The third genre considered here is the already mentioned beast fable. It is usually a brief tale that conveys a moral lesson, usually by giving human speech and manners to animals. It is a very old form of story related to folklore and proverbs, the fables in Europe descends from tales attributed to Aesop, a Greek slave in the 6th century BCE. The French fabulist La Fontaine revived the form in the 17th century with his witty verse adaptations of Greek fables.  The form can be associated with the satire as well as the beast fable is also used as a culturally universal satirical technique.
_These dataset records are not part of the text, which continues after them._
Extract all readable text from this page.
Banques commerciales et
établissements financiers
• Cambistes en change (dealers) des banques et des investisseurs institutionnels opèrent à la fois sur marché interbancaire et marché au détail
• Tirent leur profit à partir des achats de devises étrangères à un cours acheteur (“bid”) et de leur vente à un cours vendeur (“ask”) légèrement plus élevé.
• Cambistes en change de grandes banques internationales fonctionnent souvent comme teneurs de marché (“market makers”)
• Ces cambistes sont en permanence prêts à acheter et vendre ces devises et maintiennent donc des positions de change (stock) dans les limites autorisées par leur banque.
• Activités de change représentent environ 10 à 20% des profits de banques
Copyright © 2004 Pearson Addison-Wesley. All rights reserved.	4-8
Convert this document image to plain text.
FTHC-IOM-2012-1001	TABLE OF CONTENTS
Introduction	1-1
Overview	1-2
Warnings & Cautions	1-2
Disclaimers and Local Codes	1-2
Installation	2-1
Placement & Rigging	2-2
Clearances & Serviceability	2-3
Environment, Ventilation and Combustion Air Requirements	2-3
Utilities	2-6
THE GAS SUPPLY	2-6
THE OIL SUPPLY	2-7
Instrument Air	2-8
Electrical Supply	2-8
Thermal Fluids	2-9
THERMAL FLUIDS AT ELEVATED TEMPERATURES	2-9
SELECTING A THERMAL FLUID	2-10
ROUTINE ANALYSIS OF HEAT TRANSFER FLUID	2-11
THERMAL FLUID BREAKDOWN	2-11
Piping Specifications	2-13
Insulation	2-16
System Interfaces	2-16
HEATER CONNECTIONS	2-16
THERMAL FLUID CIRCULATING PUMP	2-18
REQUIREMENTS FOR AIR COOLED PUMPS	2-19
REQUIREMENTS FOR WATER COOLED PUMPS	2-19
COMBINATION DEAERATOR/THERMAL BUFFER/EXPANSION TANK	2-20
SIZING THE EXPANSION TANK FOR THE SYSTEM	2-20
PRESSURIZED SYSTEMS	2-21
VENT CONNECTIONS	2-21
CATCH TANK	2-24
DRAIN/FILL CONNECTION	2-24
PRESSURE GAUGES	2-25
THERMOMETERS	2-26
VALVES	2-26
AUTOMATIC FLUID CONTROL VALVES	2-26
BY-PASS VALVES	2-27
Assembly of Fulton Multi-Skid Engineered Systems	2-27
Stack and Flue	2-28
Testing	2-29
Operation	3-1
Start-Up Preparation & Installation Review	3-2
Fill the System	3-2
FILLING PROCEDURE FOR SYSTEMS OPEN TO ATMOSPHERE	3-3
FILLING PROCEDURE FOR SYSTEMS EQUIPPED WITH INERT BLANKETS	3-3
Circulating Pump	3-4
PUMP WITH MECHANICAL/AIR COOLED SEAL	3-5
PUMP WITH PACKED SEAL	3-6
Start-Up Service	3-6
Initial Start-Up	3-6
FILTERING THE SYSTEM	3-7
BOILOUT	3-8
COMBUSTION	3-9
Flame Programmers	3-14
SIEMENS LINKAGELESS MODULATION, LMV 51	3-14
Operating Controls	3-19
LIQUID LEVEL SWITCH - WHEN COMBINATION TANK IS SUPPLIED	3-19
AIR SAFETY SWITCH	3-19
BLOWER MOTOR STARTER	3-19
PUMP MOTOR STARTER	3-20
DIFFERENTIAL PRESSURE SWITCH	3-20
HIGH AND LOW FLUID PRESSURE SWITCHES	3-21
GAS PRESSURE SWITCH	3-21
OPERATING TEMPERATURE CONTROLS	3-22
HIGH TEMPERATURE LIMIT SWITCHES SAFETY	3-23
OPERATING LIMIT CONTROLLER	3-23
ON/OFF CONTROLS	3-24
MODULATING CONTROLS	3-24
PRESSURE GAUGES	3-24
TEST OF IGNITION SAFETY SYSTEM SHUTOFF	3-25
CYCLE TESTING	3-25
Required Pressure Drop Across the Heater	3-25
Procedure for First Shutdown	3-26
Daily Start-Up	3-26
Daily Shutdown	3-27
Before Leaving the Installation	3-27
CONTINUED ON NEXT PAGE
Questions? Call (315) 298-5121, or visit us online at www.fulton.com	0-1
It is basically the dramatic realization of a metaphor and satirists have always found this translation of metaphor to dramatic fact an extremely effective way of portraying the true nature of vice and folly.
As far as characters, style and language (its simplicity thus serving double causes) Animal Farm fits the criteria of the genre. According to Christopher Hollis the writer of the beast fable must throughout be successful in preserving a delicate and whimsical balance due to the overall absurdity of animals behaving and talking like humans and discussing complicated intellectual problems. He argues that Orwell is able to maintain this balance by avoiding any unnecessary explanation of the fantastic elements of the story in an otherwise realistic setting. 
However if we take into account its length it is considerably longer than the traditional fable. In addition, some point out that its moral lesson is questionable or nonexistent as “it is impossible to attach a moral to any familiar sense to Animal Farm, where wickedness ends in triumph and virtue is utterly crushed.”  I do agree that there is no lesson to be learned in the fashion of for example The Tortoise and the Hare, however I believe that there are moral undertones embedded in the overall “message” of the novella, like power corrupts; it is a moral lesson without answers, or a moral tragedy of humankind.
In conclusion, Orwell’s Animal Farm seems to function best as a satire but he consciously incorporated techniques and elements of other literary forms, most elaborately of the beast fable, to use it as his satirical vehicle. As for the dystopia genre it seems to be a little farfetched to attach the term to Orwell’s novella, it is more like a “loud hee-haw at all who yearn for Utopia.”